Припадок этот своей силой разбудил всех окружающих меня и, несмотря на все принятые против него меры и поданные мне пособия, длился до девяти часов утра – тут только удалось наконец привести меня в сознание и остановить конвульсии. Трое последовавших затем суток я лежала совершенно недвижима от крайней слабости и крайнего истощения вследствие сильного горлового кровотечения, сопровождавшего припадок. На другой день после этого странного события было получено известие о болезни Зенгиреева, а спустя две недели и о кончине его, последовавшей, как потом оказалось, в ночь на 13 мая, в пять часов утра.
Замечательно при этом еще следующее: когда золовка моя недель через шесть после смерти мужа переехала со всей своей семьей жить к нам в Ромавов, те однажды, совершенно случайно, в разговоре с другим лицом в моем присутствии она упомянула о том замечательном факте, что покойного Зенгиреева хоронили с длинными по плечи волосами и с большой окладистой бородой, успевшими отрасти во время его болезни. Упомянула также и о странной фантазии распоряжавшихся погребением – чего она не была в силах делать сама, – не придумавших ничего приличнее, как положить покойного в гроб в длинном, черном суконном одеянии вроде савана, нарочно заказанном ими для этого.
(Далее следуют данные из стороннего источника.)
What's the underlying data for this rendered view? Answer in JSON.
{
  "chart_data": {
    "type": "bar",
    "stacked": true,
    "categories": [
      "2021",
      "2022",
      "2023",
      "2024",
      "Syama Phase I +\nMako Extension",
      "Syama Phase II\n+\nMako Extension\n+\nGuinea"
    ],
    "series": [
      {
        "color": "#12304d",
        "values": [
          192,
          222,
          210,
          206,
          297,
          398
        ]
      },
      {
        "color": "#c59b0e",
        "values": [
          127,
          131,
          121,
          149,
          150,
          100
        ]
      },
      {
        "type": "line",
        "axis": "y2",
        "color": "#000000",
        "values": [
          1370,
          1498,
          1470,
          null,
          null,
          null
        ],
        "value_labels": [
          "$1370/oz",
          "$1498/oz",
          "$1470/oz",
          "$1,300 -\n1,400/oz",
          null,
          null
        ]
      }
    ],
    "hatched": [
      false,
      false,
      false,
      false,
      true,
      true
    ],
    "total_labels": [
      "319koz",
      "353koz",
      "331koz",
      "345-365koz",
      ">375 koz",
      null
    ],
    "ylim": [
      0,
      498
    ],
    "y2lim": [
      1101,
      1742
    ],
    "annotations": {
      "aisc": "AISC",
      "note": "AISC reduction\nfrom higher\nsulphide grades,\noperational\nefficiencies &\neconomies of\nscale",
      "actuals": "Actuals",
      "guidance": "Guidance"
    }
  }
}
Характер покойного Зенгиреева был странный. Он был очень скрытен, малообщителен, это был угрюмый меланхолик; иногда же, весьма редко, он оживлялся, был весел, развязен. В меланхолическом настроении своем он мог 2-3, даже 8-10 часов просидеть на одном месте, не двигаясь, не говоря даже ни единого слова, отказываясь от всякой пищи, покуда подобное состояние само собою или по какому-нибудь случаю не прекращалось. Ума не особенно выдающегося, он был по убеждениям своим, быть может, в качестве врача совершенный материалист: ни во что сверхчувственное – духов, привидения и тому подобное – он не верил, но образ жизни его был весьма правильный. Отношения мои к нему были довольно натянуты вследствие того, что я всегда заступалась за одного из его детей, маленького сына, которого он с самого рождения совершенно беспричинно постоянно преследовал, я же при всяком случае его защищала. Это его сильно сердило и восстановляло против меня. Когда за полгода до смерти своей он вместе со всем семейством гостил у нас в Романове, у меня вышло с ним, все по тому же поводу, сильное столкновение, и мы расстались весьма холодно. Эти обстоятельства не лишены, быть может, значения для понимания рассказанного мною необыкновенного явления.